4. Pendapat ulama dan KHI tentang perkawinan wanita hamil

Menurut Ulama Mazhab yang empat yang populer di Indonesia khususnya (Hanafi, Maliki, Syafi'i dan Hambali) berpendapat bahwa perkawinan keduanya sah dan boleh bercampur sebagaimana suami istri. Karena hamil seperti itu bukan berarti nikahnya haram. Sedangkan menurut Ibnu Hazm (Zhahiriyah)  keduanya dapat (sah) menikah bahkan bercampur asalkan bertaubat dan dihukum cambuk karena sama-sama berzina.

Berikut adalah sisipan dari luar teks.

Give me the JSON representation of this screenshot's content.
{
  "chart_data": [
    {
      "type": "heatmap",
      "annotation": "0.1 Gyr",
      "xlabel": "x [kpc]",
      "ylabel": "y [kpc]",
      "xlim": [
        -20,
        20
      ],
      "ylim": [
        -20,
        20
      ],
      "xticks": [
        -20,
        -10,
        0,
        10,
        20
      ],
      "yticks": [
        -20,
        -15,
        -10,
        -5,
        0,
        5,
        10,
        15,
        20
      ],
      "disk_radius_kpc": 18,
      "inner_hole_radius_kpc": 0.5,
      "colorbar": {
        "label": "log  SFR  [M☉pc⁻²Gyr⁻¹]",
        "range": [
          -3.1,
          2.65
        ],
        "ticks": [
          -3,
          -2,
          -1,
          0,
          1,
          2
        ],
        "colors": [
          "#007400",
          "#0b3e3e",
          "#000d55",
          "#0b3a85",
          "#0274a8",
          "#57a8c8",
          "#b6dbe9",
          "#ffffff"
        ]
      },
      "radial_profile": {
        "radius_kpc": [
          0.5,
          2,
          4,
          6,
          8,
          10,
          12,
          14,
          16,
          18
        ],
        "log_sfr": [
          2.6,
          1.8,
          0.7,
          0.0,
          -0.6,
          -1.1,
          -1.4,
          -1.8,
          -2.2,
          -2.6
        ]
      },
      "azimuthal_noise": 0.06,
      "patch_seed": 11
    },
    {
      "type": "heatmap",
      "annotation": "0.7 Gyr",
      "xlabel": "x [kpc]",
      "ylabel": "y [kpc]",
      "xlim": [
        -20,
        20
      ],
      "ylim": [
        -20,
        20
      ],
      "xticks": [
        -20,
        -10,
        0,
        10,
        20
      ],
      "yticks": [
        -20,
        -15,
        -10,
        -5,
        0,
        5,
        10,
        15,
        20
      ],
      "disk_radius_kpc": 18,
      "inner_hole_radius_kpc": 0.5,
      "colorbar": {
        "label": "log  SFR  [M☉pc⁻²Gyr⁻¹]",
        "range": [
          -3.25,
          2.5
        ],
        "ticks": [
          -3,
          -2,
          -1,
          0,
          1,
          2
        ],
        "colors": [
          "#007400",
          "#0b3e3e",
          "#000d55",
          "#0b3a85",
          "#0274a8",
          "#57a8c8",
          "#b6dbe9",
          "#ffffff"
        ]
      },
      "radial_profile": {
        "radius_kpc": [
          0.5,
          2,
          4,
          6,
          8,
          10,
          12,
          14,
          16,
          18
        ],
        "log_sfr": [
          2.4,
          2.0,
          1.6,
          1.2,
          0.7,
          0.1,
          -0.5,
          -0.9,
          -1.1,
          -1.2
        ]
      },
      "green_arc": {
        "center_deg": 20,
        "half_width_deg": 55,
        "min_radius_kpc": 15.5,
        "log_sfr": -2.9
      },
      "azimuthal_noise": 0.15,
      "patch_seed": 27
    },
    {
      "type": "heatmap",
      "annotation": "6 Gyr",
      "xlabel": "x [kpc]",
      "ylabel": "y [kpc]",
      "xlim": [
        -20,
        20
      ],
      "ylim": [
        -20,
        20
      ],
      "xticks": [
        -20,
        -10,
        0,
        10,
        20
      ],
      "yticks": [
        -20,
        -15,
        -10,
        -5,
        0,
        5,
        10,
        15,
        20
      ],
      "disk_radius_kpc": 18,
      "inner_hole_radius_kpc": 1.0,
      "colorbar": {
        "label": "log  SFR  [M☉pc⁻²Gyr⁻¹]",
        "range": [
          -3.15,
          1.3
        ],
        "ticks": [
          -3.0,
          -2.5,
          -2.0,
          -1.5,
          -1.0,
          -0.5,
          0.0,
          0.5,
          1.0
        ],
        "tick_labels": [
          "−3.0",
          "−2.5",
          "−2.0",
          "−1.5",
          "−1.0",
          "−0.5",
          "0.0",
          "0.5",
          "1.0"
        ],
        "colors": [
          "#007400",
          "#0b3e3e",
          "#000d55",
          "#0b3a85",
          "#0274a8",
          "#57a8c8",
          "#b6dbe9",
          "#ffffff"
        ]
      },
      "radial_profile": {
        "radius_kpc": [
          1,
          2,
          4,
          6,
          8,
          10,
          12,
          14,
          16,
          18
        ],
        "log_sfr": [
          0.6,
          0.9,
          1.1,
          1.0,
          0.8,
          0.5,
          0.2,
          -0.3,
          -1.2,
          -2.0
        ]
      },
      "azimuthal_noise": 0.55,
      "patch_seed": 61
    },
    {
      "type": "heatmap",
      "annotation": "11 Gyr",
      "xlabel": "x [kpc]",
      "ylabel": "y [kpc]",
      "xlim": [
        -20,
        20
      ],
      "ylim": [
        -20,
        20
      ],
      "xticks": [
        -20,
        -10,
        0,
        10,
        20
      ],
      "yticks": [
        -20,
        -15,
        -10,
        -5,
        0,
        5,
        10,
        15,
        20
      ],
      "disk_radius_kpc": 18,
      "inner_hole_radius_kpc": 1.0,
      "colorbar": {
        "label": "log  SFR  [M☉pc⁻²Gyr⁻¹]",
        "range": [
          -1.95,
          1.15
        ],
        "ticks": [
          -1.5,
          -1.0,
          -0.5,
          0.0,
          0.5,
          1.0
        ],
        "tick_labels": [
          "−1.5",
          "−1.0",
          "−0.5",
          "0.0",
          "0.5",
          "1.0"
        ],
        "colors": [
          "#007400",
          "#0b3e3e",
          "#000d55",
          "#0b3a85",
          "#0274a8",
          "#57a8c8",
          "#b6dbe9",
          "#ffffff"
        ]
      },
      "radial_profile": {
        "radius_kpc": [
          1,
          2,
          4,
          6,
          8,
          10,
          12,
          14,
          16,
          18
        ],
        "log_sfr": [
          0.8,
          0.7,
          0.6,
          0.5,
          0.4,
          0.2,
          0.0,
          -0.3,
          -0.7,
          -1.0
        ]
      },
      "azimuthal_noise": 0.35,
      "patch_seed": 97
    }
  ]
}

Menurut Imam Syafi'i menikahkan wanita hamil karena dengan laki-laki yang menzinahinya atau laki-laki yang bukan menzinainya dibolehkan dan akad nikahnya sah tanpa ada persyaratan taubat dan melahirkan sebelum menikah, akan tetapi apabila yang menikahinya bukan yang menghamilinya dilarang untuk berhubungan badan sampai melahirkan.

Menurut Imam Ahmad bin Hanbal, perkawinan tidak sah  kecuali ada yang bertaubat dan melahirkan anak sebelum menikah. Jika keduanya menikah tanpa penyesalan, pernikahannya batal sampai kedua syarat di atas terpenuhi, pernikahan dapat menikah lagi.

perbedaan pendapat Imam Madzhab ini disebabkan oleh perbedaan pemahaman  ayat ketiga  surat An-Nur karena keduanya bertemu dalam satu tempat yaitu nasab, waris dan wali nikah.

 Sebaliknya, dalam kitab KHI, wanita yang hamil karena zina diperbolehkan menikah tanpa harus menunggu kelahiran anaknya.

Adapun aturan-aturan yang mengatur perkawinan, dalam penilaian hukumnya masih termasuk dalam kategori 'boleh', bukan 'harus' dalam pengertian hukum adat.

Pasal 53  Hukum Islam berbunyi sebagai berikut:

(1) Perempuan yang hamil di luar nikah boleh menikah dengan laki-laki yang  menghamilinya.

(2) Menikah dengan wanita hamil berdasarkan Pasal 1, dapat melakukan tanpa menunggu  kelahiran anaknya.

(3) Jika perkawinan itu dilakukan dalam keadaan hamil, perkawinan ulang setelah anak yang dilahirkannya tidak disyaratkan.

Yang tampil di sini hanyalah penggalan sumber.